Solving Linear Motion: Bird Catching Fish

[Cantworkit]

[SOLVED] linear motion

Homework Statement

A bird is flying 30 m above a lake when it drops a fish. Another bird at 35 m immediatley dives and catches the fish before it hits the water. What is the initial velocity of the second bird?


2. Homework Equations
h=h0 + v0t - gt^2/2


3. The Attempt at a Solution

At some point the height of the fish and the height of the second bird are equal.
hfish = 30 - gt^2/2.
hbird = 35 + v0t - gt^2/2. I can solve for t, but I don't know how to get v0.

 

[blochwave]

The way the problem is worded I'm assuming the bird catches the fish immediately before it hits the water? (Otherwise it's impossible without more info, at best you can find the minimum necessary initial speed of the bird by doing as follows...)

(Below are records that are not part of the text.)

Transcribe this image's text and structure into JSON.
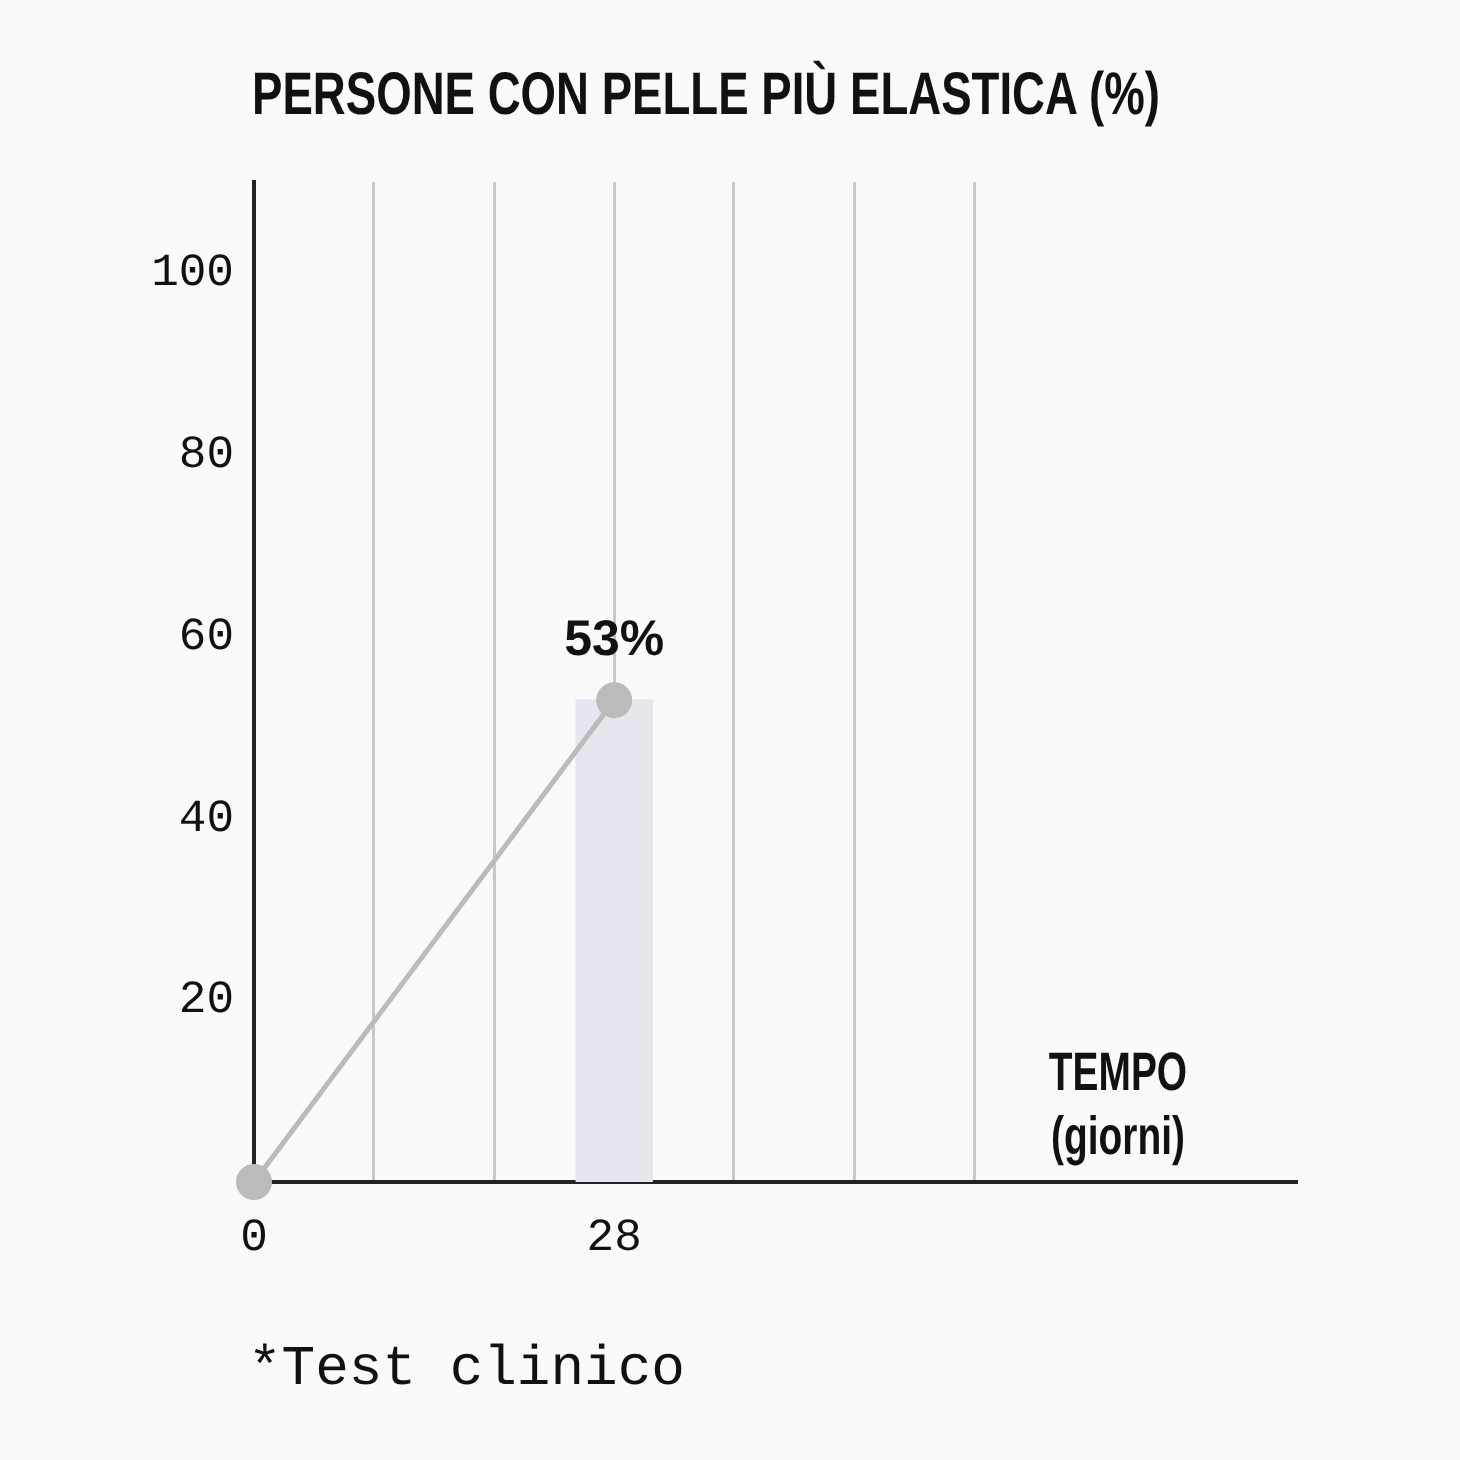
{
  "chart_data": {
    "type": "line",
    "title": "PERSONE CON PELLE PIÙ ELASTICA (%)",
    "xlabel": "TEMPO (giorni)",
    "annotations": [
      "*Test clinico"
    ],
    "x": [
      0,
      28
    ],
    "series": [
      {
        "type": "bar",
        "color": "#e6e6ee",
        "values": [
          null,
          53
        ]
      },
      {
        "color": "#bbbbbb",
        "values": [
          0,
          53
        ],
        "value_labels": [
          null,
          "53%"
        ]
      }
    ],
    "xlim": [
      0,
      81
    ],
    "xticks": [
      0,
      {
        "value": 9.3,
        "label": null
      },
      {
        "value": 18.7,
        "label": null
      },
      28,
      {
        "value": 37.3,
        "label": null
      },
      {
        "value": 46.7,
        "label": null
      },
      {
        "value": 56,
        "label": null
      }
    ],
    "ylim": [
      0,
      110
    ],
    "yticks": [
      20,
      40,
      60,
      80,
      100
    ],
    "grid": "x",
    "legend": false,
    "marker": "circle",
    "line_style": "solid"
  }
}
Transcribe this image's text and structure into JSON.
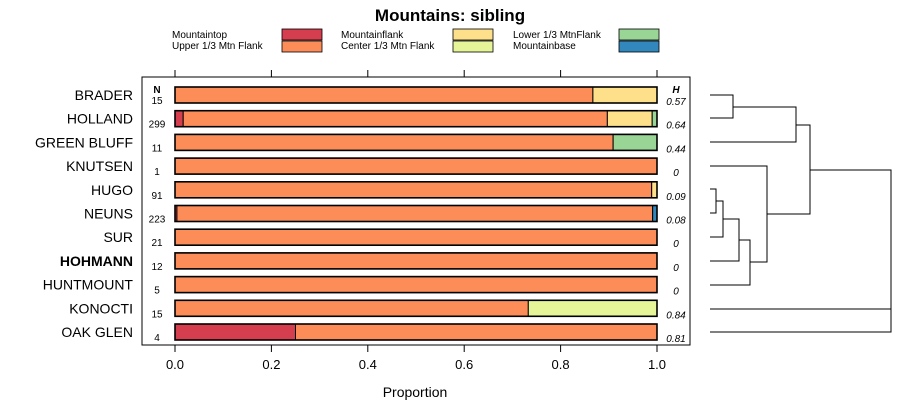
{
  "chart_data": {
    "type": "bar",
    "orientation": "horizontal",
    "stacked": true,
    "title": "Mountains: sibling",
    "xlabel": "Proportion",
    "ylabel": "",
    "xlim": [
      0,
      1
    ],
    "x_ticks": [
      0.0,
      0.2,
      0.4,
      0.6,
      0.8,
      1.0
    ],
    "x_tick_labels": [
      "0.0",
      "0.2",
      "0.4",
      "0.6",
      "0.8",
      "1.0"
    ],
    "n_header": "N",
    "h_header": "H",
    "legend": [
      {
        "name": "Mountaintop",
        "color": "#d53e4f"
      },
      {
        "name": "Mountainflank",
        "color": "#fee08b"
      },
      {
        "name": "Lower 1/3 MtnFlank",
        "color": "#99d594"
      },
      {
        "name": "Upper 1/3 Mtn Flank",
        "color": "#fc8d59"
      },
      {
        "name": "Center 1/3 Mtn Flank",
        "color": "#e6f598"
      },
      {
        "name": "Mountainbase",
        "color": "#3288bd"
      }
    ],
    "stack_order": [
      "Mountaintop",
      "Upper 1/3 Mtn Flank",
      "Mountainflank",
      "Center 1/3 Mtn Flank",
      "Lower 1/3 MtnFlank",
      "Mountainbase"
    ],
    "populations": [
      {
        "name": "BRADER",
        "n": "15",
        "h": "0.57",
        "bold": false,
        "segments": [
          0,
          0.867,
          0.133,
          0,
          0,
          0
        ]
      },
      {
        "name": "HOLLAND",
        "n": "299",
        "h": "0.64",
        "bold": false,
        "segments": [
          0.017,
          0.88,
          0.093,
          0,
          0.01,
          0
        ]
      },
      {
        "name": "GREEN BLUFF",
        "n": "11",
        "h": "0.44",
        "bold": false,
        "segments": [
          0,
          0.909,
          0,
          0,
          0.091,
          0
        ]
      },
      {
        "name": "KNUTSEN",
        "n": "1",
        "h": "0",
        "bold": false,
        "segments": [
          0,
          1.0,
          0,
          0,
          0,
          0
        ]
      },
      {
        "name": "HUGO",
        "n": "91",
        "h": "0.09",
        "bold": false,
        "segments": [
          0,
          0.989,
          0.011,
          0,
          0,
          0
        ]
      },
      {
        "name": "NEUNS",
        "n": "223",
        "h": "0.08",
        "bold": false,
        "segments": [
          0.004,
          0.987,
          0,
          0,
          0,
          0.009
        ]
      },
      {
        "name": "SUR",
        "n": "21",
        "h": "0",
        "bold": false,
        "segments": [
          0,
          1.0,
          0,
          0,
          0,
          0
        ]
      },
      {
        "name": "HOHMANN",
        "n": "12",
        "h": "0",
        "bold": true,
        "segments": [
          0,
          1.0,
          0,
          0,
          0,
          0
        ]
      },
      {
        "name": "HUNTMOUNT",
        "n": "5",
        "h": "0",
        "bold": false,
        "segments": [
          0,
          1.0,
          0,
          0,
          0,
          0
        ]
      },
      {
        "name": "KONOCTI",
        "n": "15",
        "h": "0.84",
        "bold": false,
        "segments": [
          0,
          0.733,
          0,
          0.267,
          0,
          0
        ]
      },
      {
        "name": "OAK GLEN",
        "n": "4",
        "h": "0.81",
        "bold": false,
        "segments": [
          0.25,
          0.75,
          0,
          0,
          0,
          0
        ]
      }
    ]
  }
}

If so, you can find t by finding how long it takes the fish to hit the water, and assuming the bird grabs it at that instant.

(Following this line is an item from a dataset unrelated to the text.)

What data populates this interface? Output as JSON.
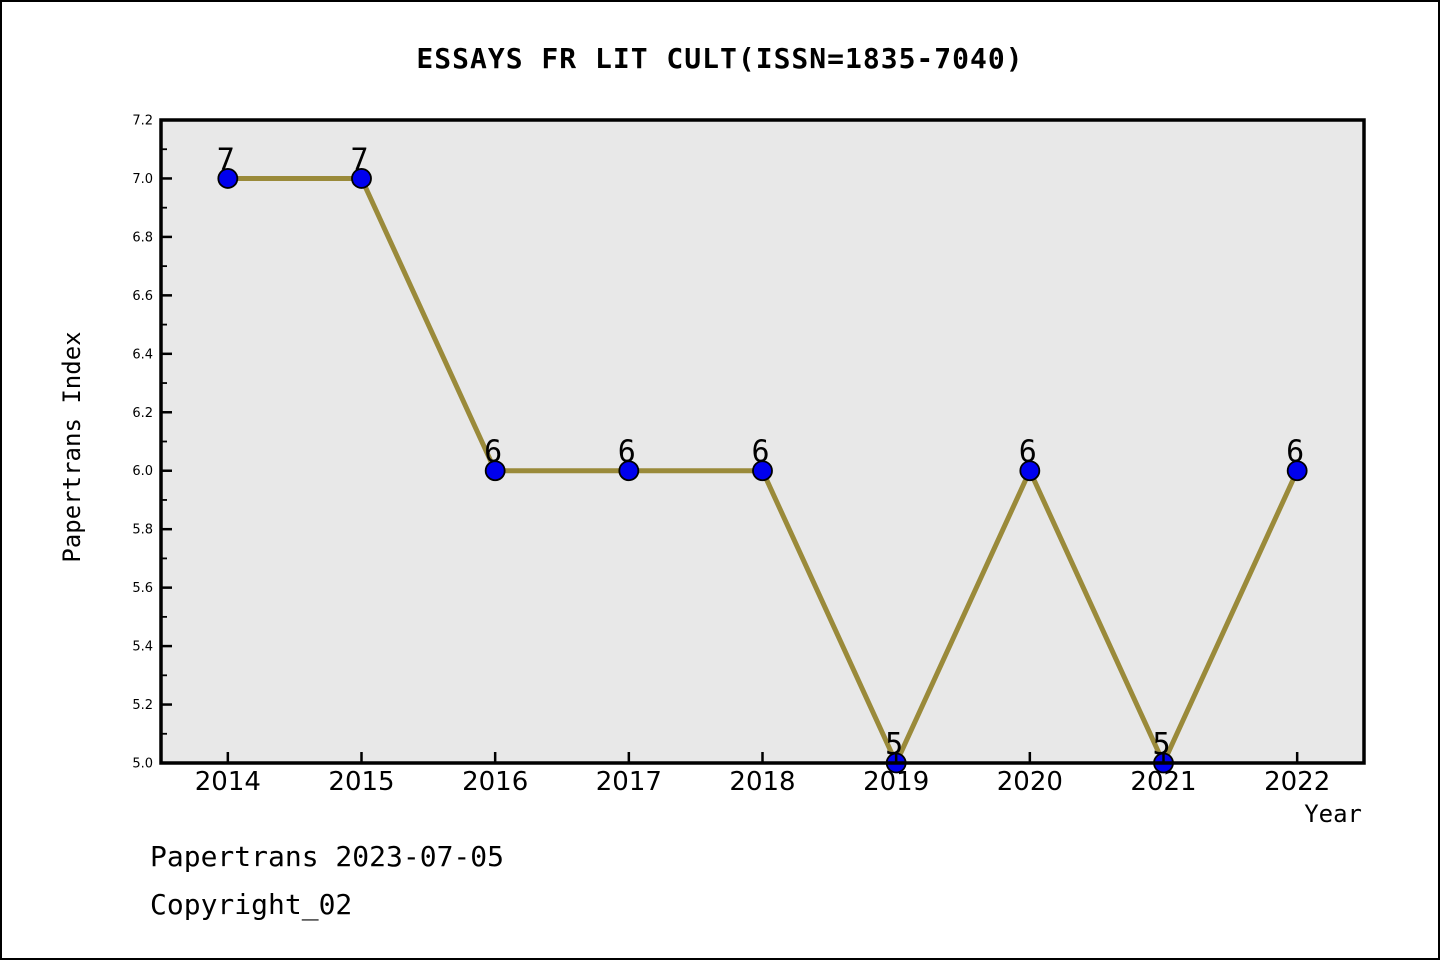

This is also equivalent to setting Hfish and Hbird equal to 0 and solving the equations simultaneously for t and Vo

 

[Moetasim]

I would like to first clarify the variables in this problem. The initial height of the bird dropping the fish (30 m) and the initial height of the catching bird (35 m) are not relevant to finding the initial velocity of the second bird. What we need to focus on is the height of the fish (hfish) and the height of the catching bird (hbird) at the moment when the catching bird reaches the same height as the fish.

Using the equation provided, we can set hfish = hbird and solve for t, which represents the time it takes for the catching bird to reach the same height as the fish. Once we have t, we can use it to find the initial velocity of the catching bird using the equation v0 = (hbird - h0)/t, where h0 is the initial height of the catching bird (35 m).

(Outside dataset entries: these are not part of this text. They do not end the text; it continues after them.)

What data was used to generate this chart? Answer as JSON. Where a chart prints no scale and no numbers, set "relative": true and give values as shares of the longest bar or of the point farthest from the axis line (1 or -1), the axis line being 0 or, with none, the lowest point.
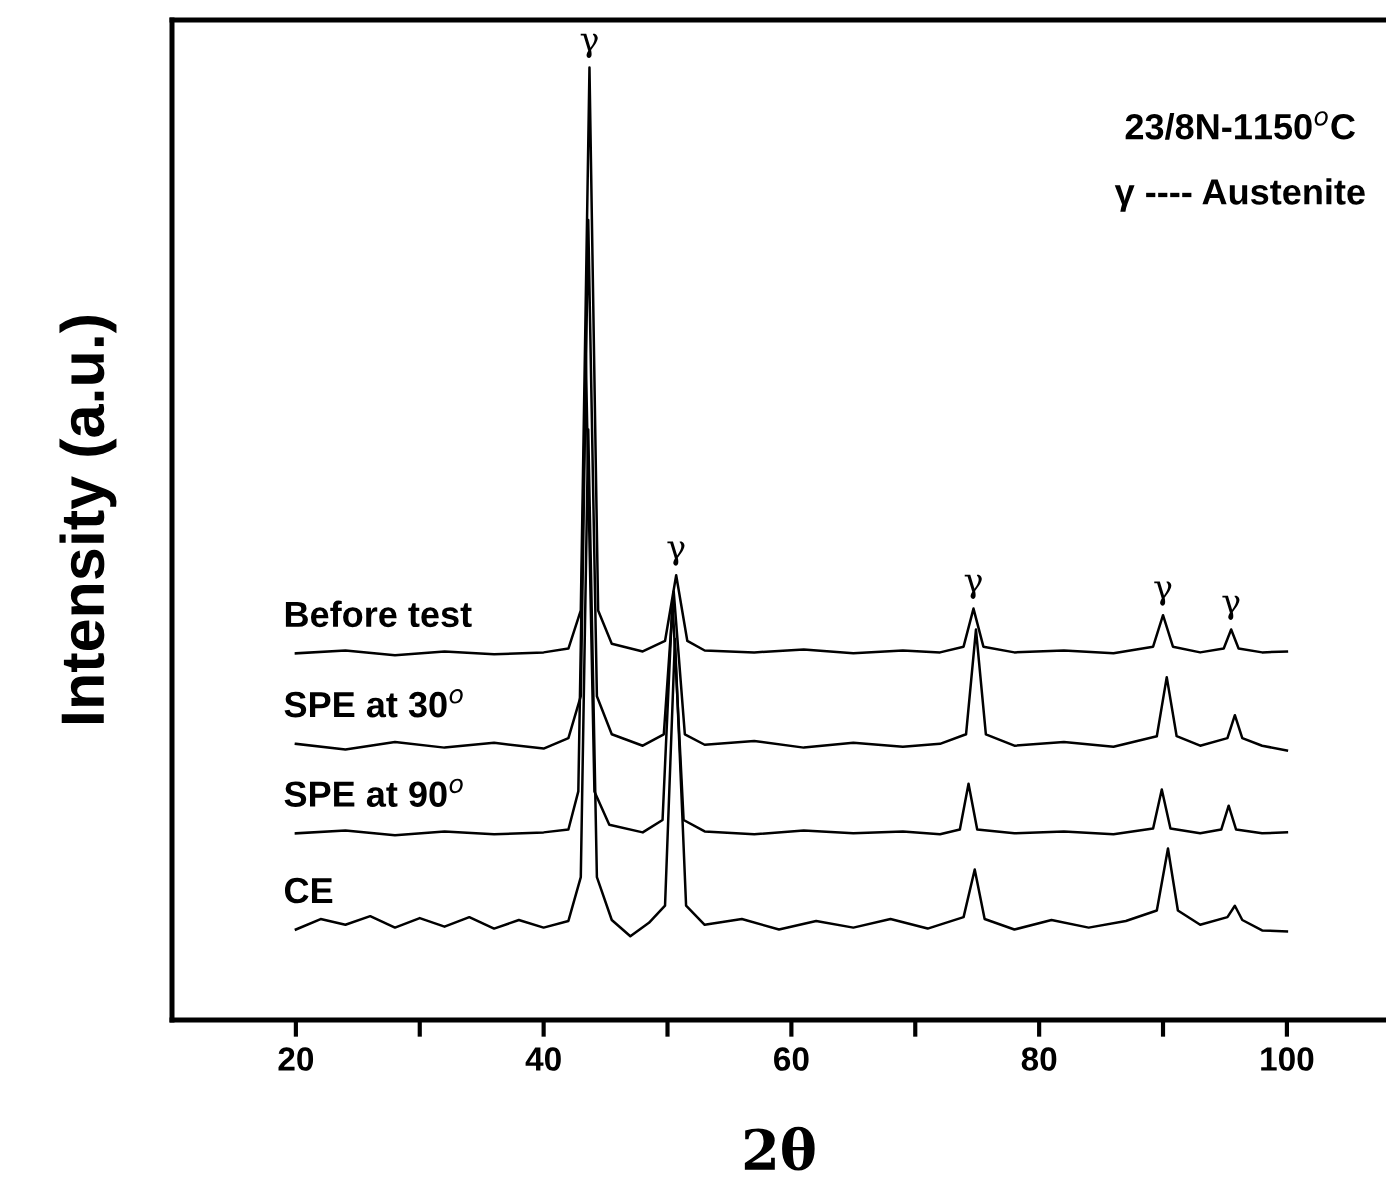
{
  "chart_data": {
    "type": "line",
    "relative": true,
    "xlabel": "2θ",
    "ylabel": "Intensity (a.u.)",
    "xlim": [
      10,
      108
    ],
    "xticks": [
      20,
      {
        "value": 30,
        "label": null
      },
      40,
      {
        "value": 50,
        "label": null
      },
      60,
      {
        "value": 70,
        "label": null
      },
      80,
      {
        "value": 90,
        "label": null
      },
      100
    ],
    "tick_labels": "x",
    "grid": false,
    "legend": false,
    "marker": "none",
    "line_style": "solid",
    "annotations": [
      "23/8N-1150$^{o}$C",
      "γ ---- Austenite",
      {
        "text": "γ",
        "x": 43.7,
        "y": 1.0
      },
      {
        "text": "γ",
        "x": 50.7,
        "y": 0.467
      },
      {
        "text": "γ",
        "x": 74.7,
        "y": 0.432
      },
      {
        "text": "γ",
        "x": 90.0,
        "y": 0.425
      },
      {
        "text": "γ",
        "x": 95.5,
        "y": 0.41
      }
    ],
    "series": [
      {
        "name": "Before test",
        "color": "#000000",
        "x": [
          20,
          24,
          28,
          32,
          36,
          40,
          42,
          43.0,
          43.7,
          44.4,
          45.5,
          48,
          49.8,
          50.7,
          51.6,
          53,
          57,
          61,
          65,
          69,
          72,
          73.9,
          74.7,
          75.5,
          78,
          82,
          86,
          89.2,
          90.0,
          90.8,
          93,
          94.9,
          95.5,
          96.1,
          98,
          100
        ],
        "values": [
          0.385,
          0.388,
          0.383,
          0.387,
          0.384,
          0.386,
          0.39,
          0.43,
          1.0,
          0.43,
          0.395,
          0.387,
          0.398,
          0.467,
          0.398,
          0.388,
          0.386,
          0.389,
          0.385,
          0.388,
          0.386,
          0.392,
          0.432,
          0.392,
          0.386,
          0.388,
          0.385,
          0.392,
          0.425,
          0.392,
          0.386,
          0.39,
          0.41,
          0.39,
          0.386,
          0.387
        ]
      },
      {
        "name": "SPE at 30$^{o}$",
        "color": "#000000",
        "x": [
          20,
          24,
          28,
          32,
          36,
          40,
          42,
          43.0,
          43.6,
          44.3,
          45.5,
          48,
          49.7,
          50.5,
          51.4,
          53,
          57,
          61,
          65,
          69,
          72,
          74.1,
          74.9,
          75.7,
          78,
          82,
          86,
          89.5,
          90.3,
          91.1,
          93,
          95.2,
          95.8,
          96.4,
          98,
          100
        ],
        "values": [
          0.29,
          0.284,
          0.292,
          0.286,
          0.291,
          0.285,
          0.296,
          0.34,
          0.84,
          0.34,
          0.3,
          0.288,
          0.3,
          0.45,
          0.3,
          0.289,
          0.293,
          0.286,
          0.291,
          0.287,
          0.29,
          0.3,
          0.41,
          0.3,
          0.288,
          0.292,
          0.287,
          0.298,
          0.36,
          0.298,
          0.288,
          0.296,
          0.32,
          0.296,
          0.288,
          0.283
        ]
      },
      {
        "name": "SPE at 90$^{o}$",
        "color": "#000000",
        "x": [
          20,
          24,
          28,
          32,
          36,
          40,
          42,
          42.8,
          43.4,
          44.1,
          45.3,
          48,
          49.6,
          50.4,
          51.3,
          53,
          57,
          61,
          65,
          69,
          72,
          73.6,
          74.3,
          75.0,
          78,
          82,
          86,
          89.2,
          89.9,
          90.6,
          93,
          94.7,
          95.3,
          95.9,
          98,
          100
        ],
        "values": [
          0.196,
          0.199,
          0.194,
          0.198,
          0.195,
          0.197,
          0.2,
          0.24,
          0.7,
          0.24,
          0.205,
          0.197,
          0.21,
          0.44,
          0.21,
          0.198,
          0.195,
          0.199,
          0.196,
          0.198,
          0.195,
          0.2,
          0.248,
          0.2,
          0.196,
          0.198,
          0.195,
          0.201,
          0.242,
          0.201,
          0.196,
          0.2,
          0.225,
          0.2,
          0.196,
          0.197
        ]
      },
      {
        "name": "CE",
        "color": "#000000",
        "x": [
          20,
          22,
          24,
          26,
          28,
          30,
          32,
          34,
          36,
          38,
          40,
          42,
          43.0,
          43.6,
          44.3,
          45.5,
          47,
          48.5,
          49.8,
          50.6,
          51.5,
          53,
          56,
          59,
          62,
          65,
          68,
          71,
          73.9,
          74.8,
          75.6,
          78,
          81,
          84,
          87,
          89.5,
          90.4,
          91.2,
          93,
          95.2,
          95.8,
          96.4,
          98,
          100
        ],
        "values": [
          0.095,
          0.106,
          0.1,
          0.109,
          0.097,
          0.107,
          0.098,
          0.108,
          0.096,
          0.105,
          0.097,
          0.104,
          0.15,
          0.62,
          0.15,
          0.105,
          0.088,
          0.102,
          0.12,
          0.4,
          0.12,
          0.1,
          0.106,
          0.095,
          0.104,
          0.097,
          0.106,
          0.096,
          0.108,
          0.158,
          0.106,
          0.095,
          0.105,
          0.097,
          0.104,
          0.115,
          0.18,
          0.115,
          0.1,
          0.108,
          0.12,
          0.105,
          0.094,
          0.093
        ]
      }
    ]
  }
}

Therefore, the initial velocity of the second bird can be found by plugging in the values for hbird, h0, and t into the equation v0 = (hbird - h0)/t. This will give us the answer in m/s, which represents the velocity at which the catching bird must have dived in order to catch the fish before it hit the water.

In conclusion, the initial velocity of the second bird can be calculated by setting the heights of the fish and catching bird equal to each other and solving for t, then plugging in the values for hbird, h0, and t into the equation v0 = (hbird - h0)/t. This method can be applied to other similar linear motion problems to find the initial velocity of an object.